- Born: January 23, 1916 New York City, New York, U.S.
- Died: December 14, 2009 (aged 93) San Diego, California, U.S.
- Education: San Diego State University University of Southern California (BA, JD)
- Known for: Costco, Price Club, Fedmart, PriceSmart
- Spouse: Helen Moskowitz
- Children: 2

= Sol Price =

American warehouse retailer (1916–2009)

Sol Price (January 23, 1916 – December 14, 2009) was an American retailer and the founder of FedMart, Price Club (which ultimately merged into Costco) and PriceSmart. He was considered the "father" of the "warehouse store" retail model.

==Early life and education==
Price was born in The Bronx in New York City, the son of Samuel and Bella Price, Jewish immigrants to the United States from Minsk (Belarus), in the early years of the 20th century. The family relocated to San Diego in the early 1920s.

Price graduated from San Diego High School in 1931, attended San Diego State University in 1932, and earned his undergraduate degree (in philosophy) and Juris Doctor degrees from the University of Southern California in 1936 and 1938, respectively. By 1938, he had married his girlfriend Helen Moskowitz; they eloped to Las Vegas. Price was admitted to the California Bar in November 1938. He founded a firm which merged to become Procopio, Cory,Hargreaves & Savitch LLP (known at the time as Procopio, Price, Cory, and Schwartz) where he worked until 1954.

==Career==
Price launched the first FedMart in 1954 and, together with his son, Robert, Giles Bateman, a nephew, Rick Libenson and others, founded Price Club in 1976. The company went public in 1980. In 1993 Costco merged with Price Club to form PriceCostco. Leadership in the new organization was shared between Sol Price's son, Robert, and James Sinegal. After eight months, PriceCostco spun a separate company called Price Enterprises, led by the younger Price. PriceSmart continues to operate warehouse clubs in Latin America and the Caribbean, while the domestic operations became Costco.

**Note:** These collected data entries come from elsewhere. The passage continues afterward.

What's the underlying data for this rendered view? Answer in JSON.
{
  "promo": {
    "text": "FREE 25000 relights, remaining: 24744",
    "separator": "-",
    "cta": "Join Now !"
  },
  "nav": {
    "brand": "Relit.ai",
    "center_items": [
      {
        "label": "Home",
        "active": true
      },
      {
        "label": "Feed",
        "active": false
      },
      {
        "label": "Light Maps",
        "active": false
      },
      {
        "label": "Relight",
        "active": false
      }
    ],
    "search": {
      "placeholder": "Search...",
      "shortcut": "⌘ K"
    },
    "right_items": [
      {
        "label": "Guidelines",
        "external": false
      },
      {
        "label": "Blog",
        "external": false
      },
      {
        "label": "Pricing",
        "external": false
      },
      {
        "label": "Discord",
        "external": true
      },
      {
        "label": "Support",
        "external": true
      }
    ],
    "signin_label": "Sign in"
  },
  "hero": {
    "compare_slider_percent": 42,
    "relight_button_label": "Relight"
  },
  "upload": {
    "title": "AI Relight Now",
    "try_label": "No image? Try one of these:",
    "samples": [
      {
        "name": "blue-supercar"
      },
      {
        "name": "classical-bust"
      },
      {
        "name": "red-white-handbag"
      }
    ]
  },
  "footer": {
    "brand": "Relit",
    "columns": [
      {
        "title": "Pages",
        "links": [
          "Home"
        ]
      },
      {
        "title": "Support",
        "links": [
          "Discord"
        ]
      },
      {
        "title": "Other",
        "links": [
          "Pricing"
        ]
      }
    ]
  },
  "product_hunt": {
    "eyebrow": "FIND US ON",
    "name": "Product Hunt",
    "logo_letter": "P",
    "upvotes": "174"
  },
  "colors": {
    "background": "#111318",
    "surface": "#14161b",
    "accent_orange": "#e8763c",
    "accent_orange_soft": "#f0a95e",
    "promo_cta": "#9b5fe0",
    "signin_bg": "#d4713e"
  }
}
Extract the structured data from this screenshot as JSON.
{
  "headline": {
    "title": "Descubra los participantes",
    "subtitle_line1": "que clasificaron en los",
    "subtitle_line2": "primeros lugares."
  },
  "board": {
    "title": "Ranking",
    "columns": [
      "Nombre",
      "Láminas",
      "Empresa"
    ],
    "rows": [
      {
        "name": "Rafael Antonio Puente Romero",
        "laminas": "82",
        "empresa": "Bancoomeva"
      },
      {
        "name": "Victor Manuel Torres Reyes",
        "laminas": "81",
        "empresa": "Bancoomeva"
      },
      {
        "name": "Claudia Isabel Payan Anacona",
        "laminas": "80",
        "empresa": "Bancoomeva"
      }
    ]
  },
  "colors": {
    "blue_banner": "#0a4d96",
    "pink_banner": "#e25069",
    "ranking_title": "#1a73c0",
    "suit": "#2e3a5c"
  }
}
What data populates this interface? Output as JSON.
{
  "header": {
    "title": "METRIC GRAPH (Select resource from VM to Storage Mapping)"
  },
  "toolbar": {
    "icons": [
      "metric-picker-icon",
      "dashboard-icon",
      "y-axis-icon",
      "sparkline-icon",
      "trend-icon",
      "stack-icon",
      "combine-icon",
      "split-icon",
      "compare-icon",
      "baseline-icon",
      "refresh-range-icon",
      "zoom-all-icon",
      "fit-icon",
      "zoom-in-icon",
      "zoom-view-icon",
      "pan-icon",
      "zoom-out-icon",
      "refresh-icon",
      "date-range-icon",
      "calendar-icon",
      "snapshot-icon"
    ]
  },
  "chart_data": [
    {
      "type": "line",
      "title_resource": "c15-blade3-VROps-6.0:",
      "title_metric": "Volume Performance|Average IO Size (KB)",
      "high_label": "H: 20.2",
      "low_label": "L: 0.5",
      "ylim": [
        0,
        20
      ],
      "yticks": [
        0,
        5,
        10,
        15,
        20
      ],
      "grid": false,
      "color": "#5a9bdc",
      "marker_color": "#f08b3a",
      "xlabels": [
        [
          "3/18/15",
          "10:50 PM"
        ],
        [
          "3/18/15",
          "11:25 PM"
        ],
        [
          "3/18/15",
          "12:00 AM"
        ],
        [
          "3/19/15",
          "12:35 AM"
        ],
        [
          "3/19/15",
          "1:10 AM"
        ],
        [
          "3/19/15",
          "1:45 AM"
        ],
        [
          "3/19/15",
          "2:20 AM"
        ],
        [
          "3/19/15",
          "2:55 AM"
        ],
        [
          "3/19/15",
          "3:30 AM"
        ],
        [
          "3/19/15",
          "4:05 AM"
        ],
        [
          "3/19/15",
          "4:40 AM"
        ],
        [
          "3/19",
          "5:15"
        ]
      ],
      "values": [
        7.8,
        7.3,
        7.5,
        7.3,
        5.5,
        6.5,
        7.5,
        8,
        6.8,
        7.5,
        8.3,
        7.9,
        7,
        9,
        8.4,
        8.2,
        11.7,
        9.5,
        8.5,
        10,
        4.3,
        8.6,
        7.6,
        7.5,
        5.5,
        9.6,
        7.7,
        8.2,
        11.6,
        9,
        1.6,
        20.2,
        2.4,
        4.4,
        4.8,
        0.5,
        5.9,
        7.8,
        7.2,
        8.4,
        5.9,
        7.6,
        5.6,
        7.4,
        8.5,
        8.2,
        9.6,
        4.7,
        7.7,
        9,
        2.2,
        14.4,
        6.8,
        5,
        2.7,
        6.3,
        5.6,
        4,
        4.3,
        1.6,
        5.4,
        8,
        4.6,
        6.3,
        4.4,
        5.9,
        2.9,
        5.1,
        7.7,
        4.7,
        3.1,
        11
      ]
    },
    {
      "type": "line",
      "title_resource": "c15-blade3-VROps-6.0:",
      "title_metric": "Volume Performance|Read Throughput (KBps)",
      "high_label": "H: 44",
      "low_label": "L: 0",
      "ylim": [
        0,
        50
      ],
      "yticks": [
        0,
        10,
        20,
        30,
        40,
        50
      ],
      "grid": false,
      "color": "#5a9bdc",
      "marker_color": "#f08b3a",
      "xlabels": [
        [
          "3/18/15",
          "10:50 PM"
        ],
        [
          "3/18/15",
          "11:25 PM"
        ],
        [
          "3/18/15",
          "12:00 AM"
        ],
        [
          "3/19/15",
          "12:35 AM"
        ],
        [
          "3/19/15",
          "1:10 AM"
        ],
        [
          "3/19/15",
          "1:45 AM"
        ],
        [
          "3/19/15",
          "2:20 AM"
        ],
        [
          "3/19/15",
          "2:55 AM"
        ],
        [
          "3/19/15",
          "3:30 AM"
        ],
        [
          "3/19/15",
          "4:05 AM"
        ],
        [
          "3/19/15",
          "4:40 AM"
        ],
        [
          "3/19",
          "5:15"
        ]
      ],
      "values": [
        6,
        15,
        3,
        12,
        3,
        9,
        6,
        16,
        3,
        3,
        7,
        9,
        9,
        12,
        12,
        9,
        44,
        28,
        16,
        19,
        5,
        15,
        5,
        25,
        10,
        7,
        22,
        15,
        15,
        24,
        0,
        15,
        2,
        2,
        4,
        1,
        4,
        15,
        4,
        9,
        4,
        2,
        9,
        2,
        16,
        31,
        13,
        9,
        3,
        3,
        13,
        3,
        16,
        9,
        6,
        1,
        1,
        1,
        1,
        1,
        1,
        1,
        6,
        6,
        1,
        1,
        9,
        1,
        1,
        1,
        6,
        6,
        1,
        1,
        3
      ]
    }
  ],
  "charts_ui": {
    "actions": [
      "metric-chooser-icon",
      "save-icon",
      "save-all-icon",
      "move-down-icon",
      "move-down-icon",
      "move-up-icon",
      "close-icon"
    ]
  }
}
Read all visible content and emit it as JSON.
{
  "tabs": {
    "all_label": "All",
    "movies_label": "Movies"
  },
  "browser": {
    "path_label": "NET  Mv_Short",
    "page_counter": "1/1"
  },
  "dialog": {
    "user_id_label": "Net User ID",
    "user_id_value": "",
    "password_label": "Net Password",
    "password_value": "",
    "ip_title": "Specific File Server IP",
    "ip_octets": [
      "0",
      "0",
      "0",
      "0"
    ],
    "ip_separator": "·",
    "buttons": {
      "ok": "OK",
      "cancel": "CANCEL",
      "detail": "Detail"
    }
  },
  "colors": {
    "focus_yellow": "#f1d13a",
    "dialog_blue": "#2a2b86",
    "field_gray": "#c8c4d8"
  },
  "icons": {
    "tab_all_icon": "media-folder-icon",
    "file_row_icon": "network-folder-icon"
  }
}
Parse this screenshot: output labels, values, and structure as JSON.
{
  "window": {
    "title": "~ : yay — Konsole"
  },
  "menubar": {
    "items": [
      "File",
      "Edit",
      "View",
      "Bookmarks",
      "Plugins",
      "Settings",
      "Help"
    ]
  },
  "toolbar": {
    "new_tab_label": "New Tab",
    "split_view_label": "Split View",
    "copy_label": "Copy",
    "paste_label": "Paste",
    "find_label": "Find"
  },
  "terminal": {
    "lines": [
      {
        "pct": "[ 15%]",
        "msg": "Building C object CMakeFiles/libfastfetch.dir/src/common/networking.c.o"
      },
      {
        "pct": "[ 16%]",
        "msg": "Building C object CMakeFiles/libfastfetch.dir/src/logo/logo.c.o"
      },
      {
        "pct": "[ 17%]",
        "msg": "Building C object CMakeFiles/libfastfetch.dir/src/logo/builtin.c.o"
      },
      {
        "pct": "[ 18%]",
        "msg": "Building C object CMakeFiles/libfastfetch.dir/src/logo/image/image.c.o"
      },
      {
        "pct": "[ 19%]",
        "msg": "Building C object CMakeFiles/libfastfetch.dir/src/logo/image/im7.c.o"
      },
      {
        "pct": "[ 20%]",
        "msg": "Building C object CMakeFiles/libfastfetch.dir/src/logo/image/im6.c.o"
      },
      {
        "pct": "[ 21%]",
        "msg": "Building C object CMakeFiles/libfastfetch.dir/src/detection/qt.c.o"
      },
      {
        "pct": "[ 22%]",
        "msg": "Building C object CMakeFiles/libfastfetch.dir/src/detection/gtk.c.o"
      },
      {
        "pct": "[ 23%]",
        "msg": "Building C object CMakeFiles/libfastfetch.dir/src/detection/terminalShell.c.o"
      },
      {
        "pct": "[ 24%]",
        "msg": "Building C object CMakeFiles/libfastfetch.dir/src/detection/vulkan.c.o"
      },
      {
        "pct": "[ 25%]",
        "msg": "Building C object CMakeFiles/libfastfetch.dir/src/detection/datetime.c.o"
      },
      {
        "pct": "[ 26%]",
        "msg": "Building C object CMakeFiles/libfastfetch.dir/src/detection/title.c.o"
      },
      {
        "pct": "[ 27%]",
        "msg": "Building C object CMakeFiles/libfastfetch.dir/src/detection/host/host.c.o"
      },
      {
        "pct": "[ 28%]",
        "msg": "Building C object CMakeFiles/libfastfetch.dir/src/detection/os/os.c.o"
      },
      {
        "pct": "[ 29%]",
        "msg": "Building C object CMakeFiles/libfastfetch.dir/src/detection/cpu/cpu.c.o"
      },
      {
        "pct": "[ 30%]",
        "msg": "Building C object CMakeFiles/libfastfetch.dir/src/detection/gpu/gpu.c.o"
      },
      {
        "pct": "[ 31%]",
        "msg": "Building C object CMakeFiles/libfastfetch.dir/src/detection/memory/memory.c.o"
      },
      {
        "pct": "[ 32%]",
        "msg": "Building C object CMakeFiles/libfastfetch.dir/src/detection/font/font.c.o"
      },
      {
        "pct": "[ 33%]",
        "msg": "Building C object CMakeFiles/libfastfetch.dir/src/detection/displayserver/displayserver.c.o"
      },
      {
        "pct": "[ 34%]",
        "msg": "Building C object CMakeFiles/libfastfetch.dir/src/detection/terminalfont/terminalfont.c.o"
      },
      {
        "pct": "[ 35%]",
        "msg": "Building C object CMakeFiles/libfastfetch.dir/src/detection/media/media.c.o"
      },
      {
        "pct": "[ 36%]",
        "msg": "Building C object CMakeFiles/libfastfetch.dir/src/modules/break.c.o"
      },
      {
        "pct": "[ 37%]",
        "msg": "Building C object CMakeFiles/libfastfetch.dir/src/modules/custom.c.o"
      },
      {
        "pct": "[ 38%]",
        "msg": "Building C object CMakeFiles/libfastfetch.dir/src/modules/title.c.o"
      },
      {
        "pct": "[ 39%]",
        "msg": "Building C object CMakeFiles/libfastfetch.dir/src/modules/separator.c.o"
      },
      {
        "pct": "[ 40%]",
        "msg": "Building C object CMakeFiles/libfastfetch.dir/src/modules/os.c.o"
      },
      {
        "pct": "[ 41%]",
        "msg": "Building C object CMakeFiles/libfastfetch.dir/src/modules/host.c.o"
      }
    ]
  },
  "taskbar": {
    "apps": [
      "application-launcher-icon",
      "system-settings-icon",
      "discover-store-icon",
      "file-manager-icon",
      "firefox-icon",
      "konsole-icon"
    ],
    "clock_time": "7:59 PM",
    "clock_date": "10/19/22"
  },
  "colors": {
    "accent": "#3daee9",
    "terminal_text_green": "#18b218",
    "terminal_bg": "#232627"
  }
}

Sam Walton of Walmart wrote in his book Made in America that he "borrowed" "as many ideas from Sol Price as from anybody else in the business". He added that he especially liked the idea of calling his discount chain "Wal-Mart" because he "really liked Sol's FedMart name". In 1983, Walton dined with Price and later that year the first Sam's Club opened in Oklahoma City, Oklahoma. Later when asked how it felt to be the father of an industry (the warehouse retail industry—like Costco and Sam's Club), Sol replied, "I wish I'd worn a condom." Costco's longest-serving CEO, Sinegal, learned the retail business largely through working his way up FedMart's corporate ladder. In CNBC's 2012 documentary on Costco, Sinegal indicated that Price had been his mentor, as well as the person who taught him to be "tough" in business, and to display a sense of "social responsibility" toward employees.

==Philanthropy==
In the late 1980s, Price donated $2 million to the construction of a new student center on the campus of University of California, San Diego. Named for Price, Price Center, which houses the main student bookstore, food court, movie theater, ballrooms, and meeting rooms, opened on April 21, 1989.

In 2011, the Price Family Charitable Fund donated $50 million to the University of Southern California's School of Policy, Planning, and Development. The school was renamed the USC Sol Price School of Public Policy as a result of the donation.

Price was responsible for injecting money and aiding the renaissance of the San Diego mid-city neighborhood of City Heights, near his childhood home. He was a member of the Board of Trustees for the Urban Institute in Washington, D.C., the Board of Directors for the Center on Budget and Policy Priorities, the Consumer Affairs Advisory Committee of the U.S. Securities and Exchange Commission, and the San Diego Financial Review Panel.